El 25 de septiembre de 1995 se iniciaron los vuelos de prueba. Un 727 de la FAA se equipó con pequeños contenedores de aceite con un calentador, en las puntas de las alas, que generaban dos chorros densos de humo grisáceo capaces de visualizar los torbellinos que generan la estela turbulenta. USAir prestó un Boeing 737 que, volando tras el 727 a unas cuatro o cinco millas, debía introducirse en la estela turbulenta. El 737 se equipó con instrumentos de medida que permitieran grabar el movimiento de la aeronave en relación con su posición respecto a la estela, sonidos y otros muchos datos. Además, al 737 le seguía de cerca otro avión con una cámara. Al principio, los vuelos se efectuaron a una altura de 18 000 pies, y luego se descendió de nivel hasta 6 000 pies, la altura a la que se encontraba el vuelo 427 cuando sufrió el accidente.

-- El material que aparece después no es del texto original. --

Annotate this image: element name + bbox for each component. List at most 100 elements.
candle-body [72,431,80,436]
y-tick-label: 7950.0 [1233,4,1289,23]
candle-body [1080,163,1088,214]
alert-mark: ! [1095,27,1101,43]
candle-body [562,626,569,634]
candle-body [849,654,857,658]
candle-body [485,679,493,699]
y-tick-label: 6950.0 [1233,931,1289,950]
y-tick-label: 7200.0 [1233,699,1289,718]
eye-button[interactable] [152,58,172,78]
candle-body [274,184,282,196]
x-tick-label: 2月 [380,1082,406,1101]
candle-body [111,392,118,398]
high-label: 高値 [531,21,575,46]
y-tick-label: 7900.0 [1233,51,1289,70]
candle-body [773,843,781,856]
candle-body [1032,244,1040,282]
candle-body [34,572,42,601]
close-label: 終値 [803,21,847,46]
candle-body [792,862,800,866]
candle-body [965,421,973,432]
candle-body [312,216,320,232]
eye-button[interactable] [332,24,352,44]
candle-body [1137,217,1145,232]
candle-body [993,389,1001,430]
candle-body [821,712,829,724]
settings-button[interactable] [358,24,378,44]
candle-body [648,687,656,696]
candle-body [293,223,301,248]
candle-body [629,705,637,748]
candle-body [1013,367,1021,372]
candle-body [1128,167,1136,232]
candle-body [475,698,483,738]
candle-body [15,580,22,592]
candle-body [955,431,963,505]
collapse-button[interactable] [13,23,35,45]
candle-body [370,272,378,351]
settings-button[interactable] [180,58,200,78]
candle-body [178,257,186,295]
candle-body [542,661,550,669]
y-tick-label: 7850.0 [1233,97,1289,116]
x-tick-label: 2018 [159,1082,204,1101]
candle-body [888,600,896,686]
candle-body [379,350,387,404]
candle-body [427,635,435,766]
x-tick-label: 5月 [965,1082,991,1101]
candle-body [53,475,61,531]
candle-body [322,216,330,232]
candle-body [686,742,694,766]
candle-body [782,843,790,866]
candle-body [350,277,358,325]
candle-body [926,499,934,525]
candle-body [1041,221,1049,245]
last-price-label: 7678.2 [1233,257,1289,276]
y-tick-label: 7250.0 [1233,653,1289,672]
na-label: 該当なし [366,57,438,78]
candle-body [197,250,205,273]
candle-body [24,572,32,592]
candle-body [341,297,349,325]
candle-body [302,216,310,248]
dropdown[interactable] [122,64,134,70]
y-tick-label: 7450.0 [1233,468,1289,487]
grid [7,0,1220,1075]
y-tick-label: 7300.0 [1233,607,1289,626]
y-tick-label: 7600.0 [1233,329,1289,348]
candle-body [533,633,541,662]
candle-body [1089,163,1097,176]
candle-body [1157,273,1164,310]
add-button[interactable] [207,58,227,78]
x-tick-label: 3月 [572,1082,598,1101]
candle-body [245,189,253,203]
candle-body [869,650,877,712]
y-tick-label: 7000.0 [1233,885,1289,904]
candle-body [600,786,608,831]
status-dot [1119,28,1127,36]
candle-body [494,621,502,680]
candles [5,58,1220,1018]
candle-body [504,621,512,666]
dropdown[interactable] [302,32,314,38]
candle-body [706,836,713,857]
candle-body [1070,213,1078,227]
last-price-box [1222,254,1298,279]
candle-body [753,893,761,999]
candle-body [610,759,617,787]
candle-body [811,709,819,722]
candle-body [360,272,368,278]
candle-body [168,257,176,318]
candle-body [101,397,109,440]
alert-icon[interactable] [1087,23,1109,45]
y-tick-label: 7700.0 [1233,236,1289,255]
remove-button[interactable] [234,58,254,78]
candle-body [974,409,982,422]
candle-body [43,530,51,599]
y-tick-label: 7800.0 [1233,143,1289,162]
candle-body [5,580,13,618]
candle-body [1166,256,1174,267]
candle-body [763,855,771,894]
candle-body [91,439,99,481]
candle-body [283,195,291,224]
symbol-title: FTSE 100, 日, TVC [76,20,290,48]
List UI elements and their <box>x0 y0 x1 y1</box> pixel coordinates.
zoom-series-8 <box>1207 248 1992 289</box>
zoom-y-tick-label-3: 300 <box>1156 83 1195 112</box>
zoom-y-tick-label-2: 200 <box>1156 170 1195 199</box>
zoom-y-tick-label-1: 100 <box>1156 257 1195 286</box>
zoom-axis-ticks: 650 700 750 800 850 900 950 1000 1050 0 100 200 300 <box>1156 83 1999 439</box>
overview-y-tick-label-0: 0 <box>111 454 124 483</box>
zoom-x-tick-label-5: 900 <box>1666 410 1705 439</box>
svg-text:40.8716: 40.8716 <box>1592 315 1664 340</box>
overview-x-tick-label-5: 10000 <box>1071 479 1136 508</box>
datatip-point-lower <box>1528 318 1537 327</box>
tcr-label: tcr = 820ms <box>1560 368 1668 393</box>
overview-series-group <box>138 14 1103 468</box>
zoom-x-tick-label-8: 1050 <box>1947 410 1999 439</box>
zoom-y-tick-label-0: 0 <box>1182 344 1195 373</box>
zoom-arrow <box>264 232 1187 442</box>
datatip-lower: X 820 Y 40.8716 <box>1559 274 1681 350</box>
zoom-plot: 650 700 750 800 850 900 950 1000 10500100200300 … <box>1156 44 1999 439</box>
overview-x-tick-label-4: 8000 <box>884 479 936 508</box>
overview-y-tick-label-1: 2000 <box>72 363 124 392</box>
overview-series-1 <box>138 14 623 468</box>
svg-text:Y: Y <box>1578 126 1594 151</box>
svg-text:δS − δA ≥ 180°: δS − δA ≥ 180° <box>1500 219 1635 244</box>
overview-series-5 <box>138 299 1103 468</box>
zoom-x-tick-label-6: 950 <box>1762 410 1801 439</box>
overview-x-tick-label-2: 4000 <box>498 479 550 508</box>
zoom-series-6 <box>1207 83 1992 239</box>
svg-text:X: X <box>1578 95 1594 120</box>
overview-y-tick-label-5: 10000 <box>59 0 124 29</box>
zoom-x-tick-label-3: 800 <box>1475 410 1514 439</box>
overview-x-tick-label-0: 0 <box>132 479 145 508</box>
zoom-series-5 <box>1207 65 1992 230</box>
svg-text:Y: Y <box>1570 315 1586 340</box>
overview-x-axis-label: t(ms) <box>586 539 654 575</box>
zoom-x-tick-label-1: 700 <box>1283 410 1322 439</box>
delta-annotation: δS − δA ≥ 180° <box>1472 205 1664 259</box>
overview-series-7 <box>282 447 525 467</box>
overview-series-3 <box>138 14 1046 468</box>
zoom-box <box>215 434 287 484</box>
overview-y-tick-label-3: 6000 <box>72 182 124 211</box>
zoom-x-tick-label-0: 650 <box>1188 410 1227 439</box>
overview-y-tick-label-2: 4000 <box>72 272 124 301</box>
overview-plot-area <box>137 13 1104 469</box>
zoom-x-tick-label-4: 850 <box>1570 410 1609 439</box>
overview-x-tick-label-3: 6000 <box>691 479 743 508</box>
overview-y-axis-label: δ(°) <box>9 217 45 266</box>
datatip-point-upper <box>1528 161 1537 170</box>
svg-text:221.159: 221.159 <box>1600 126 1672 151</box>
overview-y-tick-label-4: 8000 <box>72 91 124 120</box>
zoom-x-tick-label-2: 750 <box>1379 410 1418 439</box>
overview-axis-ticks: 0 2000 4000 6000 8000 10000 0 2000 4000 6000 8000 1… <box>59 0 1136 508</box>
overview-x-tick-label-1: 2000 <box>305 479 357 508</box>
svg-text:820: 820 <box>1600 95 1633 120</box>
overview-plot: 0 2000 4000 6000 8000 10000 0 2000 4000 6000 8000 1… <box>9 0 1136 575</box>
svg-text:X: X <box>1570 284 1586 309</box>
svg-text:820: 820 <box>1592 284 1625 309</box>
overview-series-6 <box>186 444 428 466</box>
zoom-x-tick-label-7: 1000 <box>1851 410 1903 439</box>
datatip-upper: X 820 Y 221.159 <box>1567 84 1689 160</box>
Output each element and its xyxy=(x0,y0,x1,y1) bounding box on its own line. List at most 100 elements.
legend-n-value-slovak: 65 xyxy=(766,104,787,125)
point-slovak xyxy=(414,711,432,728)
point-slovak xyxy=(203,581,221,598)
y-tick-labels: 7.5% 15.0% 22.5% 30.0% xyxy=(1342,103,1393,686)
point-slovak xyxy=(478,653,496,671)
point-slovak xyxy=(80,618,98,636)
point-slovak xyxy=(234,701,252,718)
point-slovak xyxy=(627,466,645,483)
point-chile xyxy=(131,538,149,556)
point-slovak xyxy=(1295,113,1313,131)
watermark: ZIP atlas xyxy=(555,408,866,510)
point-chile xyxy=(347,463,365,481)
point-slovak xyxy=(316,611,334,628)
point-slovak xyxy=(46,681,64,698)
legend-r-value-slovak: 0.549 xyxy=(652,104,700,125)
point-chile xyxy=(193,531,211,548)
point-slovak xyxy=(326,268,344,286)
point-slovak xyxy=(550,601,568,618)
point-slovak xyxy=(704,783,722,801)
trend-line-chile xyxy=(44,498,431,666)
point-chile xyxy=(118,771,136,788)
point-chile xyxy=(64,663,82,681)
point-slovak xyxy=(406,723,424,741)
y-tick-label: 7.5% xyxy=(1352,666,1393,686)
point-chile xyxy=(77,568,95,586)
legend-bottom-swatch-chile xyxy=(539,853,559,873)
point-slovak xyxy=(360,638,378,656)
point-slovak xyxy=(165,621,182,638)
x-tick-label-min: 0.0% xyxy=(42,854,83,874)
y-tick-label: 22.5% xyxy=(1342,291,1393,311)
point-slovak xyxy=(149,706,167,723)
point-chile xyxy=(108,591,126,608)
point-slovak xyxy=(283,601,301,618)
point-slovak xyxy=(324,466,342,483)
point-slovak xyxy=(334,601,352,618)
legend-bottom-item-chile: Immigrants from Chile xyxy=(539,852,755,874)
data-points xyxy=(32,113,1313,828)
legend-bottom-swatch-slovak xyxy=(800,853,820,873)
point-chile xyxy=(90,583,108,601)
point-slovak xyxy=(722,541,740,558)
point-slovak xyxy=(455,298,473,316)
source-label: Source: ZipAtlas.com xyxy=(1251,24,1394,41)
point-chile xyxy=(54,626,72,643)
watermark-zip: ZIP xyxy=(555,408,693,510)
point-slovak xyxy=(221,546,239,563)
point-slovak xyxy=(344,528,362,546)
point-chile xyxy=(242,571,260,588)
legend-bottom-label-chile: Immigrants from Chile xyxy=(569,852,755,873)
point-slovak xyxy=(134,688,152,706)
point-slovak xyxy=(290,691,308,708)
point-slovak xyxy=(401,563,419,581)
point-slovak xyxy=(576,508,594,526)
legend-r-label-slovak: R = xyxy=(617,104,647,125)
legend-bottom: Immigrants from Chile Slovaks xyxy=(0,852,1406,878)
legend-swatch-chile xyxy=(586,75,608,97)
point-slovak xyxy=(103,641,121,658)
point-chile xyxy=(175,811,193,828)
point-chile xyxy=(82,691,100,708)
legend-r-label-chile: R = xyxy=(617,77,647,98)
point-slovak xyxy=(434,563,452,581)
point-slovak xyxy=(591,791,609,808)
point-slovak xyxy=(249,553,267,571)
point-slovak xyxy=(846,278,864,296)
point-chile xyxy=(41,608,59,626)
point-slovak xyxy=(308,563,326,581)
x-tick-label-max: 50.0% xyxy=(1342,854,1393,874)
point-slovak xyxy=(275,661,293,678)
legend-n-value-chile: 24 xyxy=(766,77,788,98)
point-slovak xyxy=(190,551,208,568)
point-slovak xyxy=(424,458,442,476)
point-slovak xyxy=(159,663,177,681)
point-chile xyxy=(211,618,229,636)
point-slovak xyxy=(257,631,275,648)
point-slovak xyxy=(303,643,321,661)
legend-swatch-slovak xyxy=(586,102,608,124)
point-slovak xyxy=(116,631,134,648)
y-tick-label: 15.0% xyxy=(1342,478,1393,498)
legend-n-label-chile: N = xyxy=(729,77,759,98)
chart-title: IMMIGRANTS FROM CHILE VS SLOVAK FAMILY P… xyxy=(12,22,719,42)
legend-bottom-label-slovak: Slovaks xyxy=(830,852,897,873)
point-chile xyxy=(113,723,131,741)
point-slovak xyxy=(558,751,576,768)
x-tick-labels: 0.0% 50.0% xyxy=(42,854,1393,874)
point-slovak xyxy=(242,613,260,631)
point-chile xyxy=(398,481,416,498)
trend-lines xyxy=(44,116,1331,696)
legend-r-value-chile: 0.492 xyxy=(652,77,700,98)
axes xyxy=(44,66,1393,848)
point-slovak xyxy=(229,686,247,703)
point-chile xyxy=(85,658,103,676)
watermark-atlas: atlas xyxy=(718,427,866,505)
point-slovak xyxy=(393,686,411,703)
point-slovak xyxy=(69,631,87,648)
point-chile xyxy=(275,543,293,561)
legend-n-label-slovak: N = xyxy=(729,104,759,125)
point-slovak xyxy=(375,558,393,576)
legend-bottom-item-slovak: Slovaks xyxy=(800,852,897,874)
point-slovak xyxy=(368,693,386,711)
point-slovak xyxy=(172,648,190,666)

La estela del 727, cuatro millas atrás, se encontraba a unos 300 pies por debajo. Cuando los pilotos de prueba, a esa distancia, interceptaban con el 737 la estela turbulenta, se producían movimientos de alabeo de 10 a 15 grados. Para inducir un alabeo de 30 grados era necesario forzar al avión a penetrar la estela de un modo que el aparato de forma natural evitaba. Además de constatar que no era nada difícil corregir el alabeo originado por la estela, también se observó que el único efecto de la estela sobre el avión era el alabeo, es decir, un movimiento de giro alrededor del eje longitudinal de la aeronave. Sin embargo, el avión del vuelo 427 experimentó una fuerte guiñada. Otro descubrimiento, a lo largo de aquellas pruebas, fue que cuando la estela interceptaba el 737 se producía un sonido similar a como si el parabrisas de la cabina fuese golpeado con un bastón.
Jim Cash
Jim Cash, el experto de la NTSB en sonidos, había escuchado muchas veces las grabaciones del vuelo 427. Él era capaz de reconocer, por el sonido de los motores, sus revoluciones y la potencia de cada uno de ellos; incluso podía determinar el momento en el que despegaba un avión o si cualquier motor dejaba de operar. De las cintas del vuelo 427 le habían llamado la atención tres golpes, suaves, que no pudo identificar y que se produjeron poco antes de que los pilotos perdieran el control de la aeronave. Ningún experto supo reconocerlos. Cuando Cash escuchó de los pilotos que en el encuentro con la estela turbulenta percibían extraños sonidos, comprobó con sus sistemas de análisis que esos ruidos eran muy similares a los tres extraños golpes que recogían las grabaciones del vuelo 427. Jim Cash sabía que cualquier sonido que se generase en la aeronave se transmitía a los micrófonos a través del fuselaje, a gran velocidad y menor frecuencia, y directamente por el aire más despacio. Por tanto, midiendo el tiempo que separaba ambos trenes de ondas podía determinarse el punto en la aeronave donde se había generado el sonido. Colocó el micrófono en el mismo punto donde se encontraba el grabador de sonidos del avión del vuelo 427 en un 737, y con un mazo de mango largo y cabeza de madera fue golpeando el fuselaje hasta que las señales grabadas contenían trenes de ondas separados en el tiempo al igual que en los misteriosos golpes de las cintas del accidente. De ese modo pudo situar el lugar donde se habían generado, que estaba unos cinco metros detrás del micrófono, en la cabina de primera clase. Luego Cash analizó con detalle los videos en los que se mostraban los encuentros del 737 de pruebas con la estela turbulenta. Comprobó que al penetrar en la estela turbulenta describiendo una trayectoria ligeramente curvada, el flujo de aire que envolvía el avión, en el lado interior de la curva se mantenía adherido al fuselaje, mientras que al otro lado inicialmente se desprendía para juntarse otra vez más atrás, en un sitio que coincidía con el lugar donde Cash había estimado que se originaban los tres golpes de la grabación del vuelo 427.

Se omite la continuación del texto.